Fig.9 Recommended plugging procedure for the bottom tubesheet Although it is obvious, we have observed in some cases that plugs in the top tubesheet did not correspond with the plugs in the bottom tubesheet. Of course it is clear that attention has to be given in this respect. We recommend to lower a plumb and mark the tubes clearly to prevent these type of mistakes. Base and weld materials Heat exchanger tubes used in Stamicarbon plants have dimensions of 25 mm (0.984”) outer diameter and 20 mm (0.787”) inner diameter for HP Carbamate Condensers and HP Scrubbers. The material quality of these tubes can be either BC.01(316LUG), BC.05 (X2CrNiMoN25.22.2) or BE.06 (Safurex®). For High Pressure Strippersc only BC.05 and BE.06 materials are used due to the more severe corrosion environment during operations. The tube to

tubesheet welds for these vessels are made using BC.05 welding consumables for BC.01 and BC.05 vessels. For Safurex® vessels, Safurex® weld consumables should be used.

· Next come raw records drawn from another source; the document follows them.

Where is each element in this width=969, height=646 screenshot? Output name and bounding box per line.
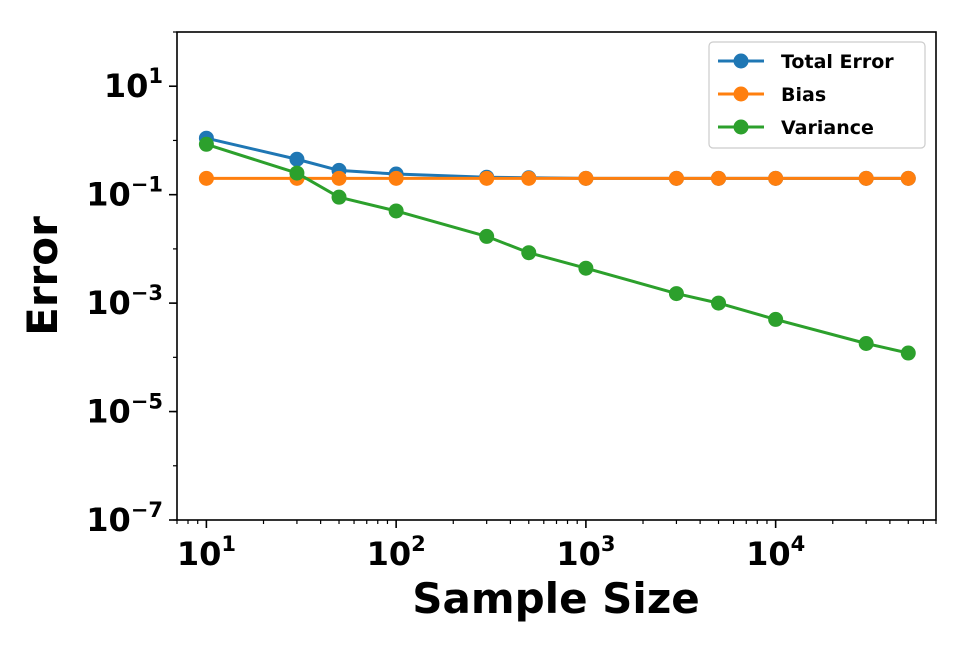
tick-base: 10 [177,535,222,573]
data-point-bias [578,170,594,186]
tick-base: 10 [367,535,412,573]
tick-base: 10 [746,535,791,573]
x-tick-label: 103 [556,532,615,573]
plot-frame [176,31,937,521]
data-point-bias [711,170,727,186]
data-point-variance [198,136,214,152]
data-point-bias [668,170,684,186]
data-point-total-error [289,151,305,167]
legend: Total Error Bias Variance [708,41,926,149]
series-variance [198,136,916,361]
tick-exponent: 3 [601,532,616,556]
data-point-bias [521,170,537,186]
y-tick-label: 10−1 [86,173,163,214]
y-tick-label: 10−3 [86,281,163,322]
tick-exponent: 1 [221,532,236,556]
tick-base: 10 [86,501,131,539]
legend-label: Total Error [781,51,894,73]
tick-exponent: −7 [131,498,163,522]
y-axis-title: Error [18,216,67,336]
data-point-bias [900,170,916,186]
legend-item-total-error: Total Error [718,51,894,73]
tick-exponent: 1 [148,64,163,88]
x-tick-label: 104 [746,532,805,573]
legend-marker [733,53,749,69]
series-layer [198,130,916,361]
data-point-variance [768,311,784,327]
major-ticks [169,85,777,528]
y-tick-label: 10−5 [86,390,163,431]
data-point-variance [858,335,874,351]
series-bias [198,170,916,186]
data-point-variance [900,345,916,361]
x-tick-label: 101 [177,532,236,573]
tick-base: 10 [86,284,131,322]
data-point-variance [331,189,347,205]
legend-label: Variance [781,117,874,139]
tick-exponent: 4 [791,532,806,556]
x-tick-label: 102 [367,532,426,573]
legend-marker [733,86,749,102]
data-point-variance [521,245,537,261]
data-point-variance [388,203,404,219]
tick-exponent: −3 [131,281,163,305]
series-line-variance [205,142,909,355]
data-point-variance [479,228,495,244]
tick-exponent: 2 [411,532,426,556]
legend-box [708,41,926,149]
legend-item-bias: Bias [718,84,826,106]
data-point-bias [388,170,404,186]
tick-exponent: −1 [131,173,163,197]
data-point-variance [668,286,684,302]
data-point-variance [578,260,594,276]
y-tick-label: 101 [104,64,163,105]
data-point-variance [289,165,305,181]
legend-entries: Total Error Bias Variance [718,51,894,139]
tick-base: 10 [86,393,131,431]
y-tick-label: 10−7 [86,498,163,539]
x-axis-title: Sample Size [412,574,700,623]
tick-exponent: −5 [131,390,163,414]
legend-label: Bias [781,84,826,106]
data-point-bias [768,170,784,186]
data-point-bias [331,170,347,186]
tick-base: 10 [86,176,131,214]
data-point-bias [858,170,874,186]
legend-marker [733,119,749,135]
tick-base: 10 [104,67,149,105]
data-point-bias [479,170,495,186]
data-point-variance [711,295,727,311]
tick-base: 10 [556,535,601,573]
data-point-bias [198,170,214,186]
legend-item-variance: Variance [718,117,874,139]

For plugging heat exchanger tubes, Stamicarbon recommends the same base materials for the plug as is used for the welding consumables. Conclusion Plugging of a tube in the critical high pressure urea heat exchangers should not be under estimated. Besides a proper plugging procedure, proper weld execution is of equal importance. It is advised to make some test welds in the welding positions as used for the job (AWS 4F- EN PD) overhead position. The welded test block should be examined by a macro examination to determine the weld geometry after welding. Only after successful conclusion of the test welding should one start the actual plug welding in the vessel. Stamicarbon can be of assistance in plant inspections, life time extensions studies and preparations of repair procedures, as well as site assistance during repairs. In many cases, plugging can be predicted prior to the shutdown based on previous inspection reports. This allows the plant owner to prepare for plugging and to purchase sufficient plug material and weld consumables prior to the actual shutdown. Also, welder qualifications can be planned prior to the actual shutdown in order not to lose any time during the shutdown.

FINAL CONCLUSION: IN ALL CASES PLUGGING A HEAT EXCHANGER TUBE INTRODUCES A POTENTIONAL RISK FOR LEAKAGES. THEREFORE, IT IS OF PARAMOUNT IMPORTANCE TO PLAN AND TAKE NECESSARY PRECAUTIONS WHEN INSTALLING TUBE PLUGS TO ENSURE SAFE OPERATIONS.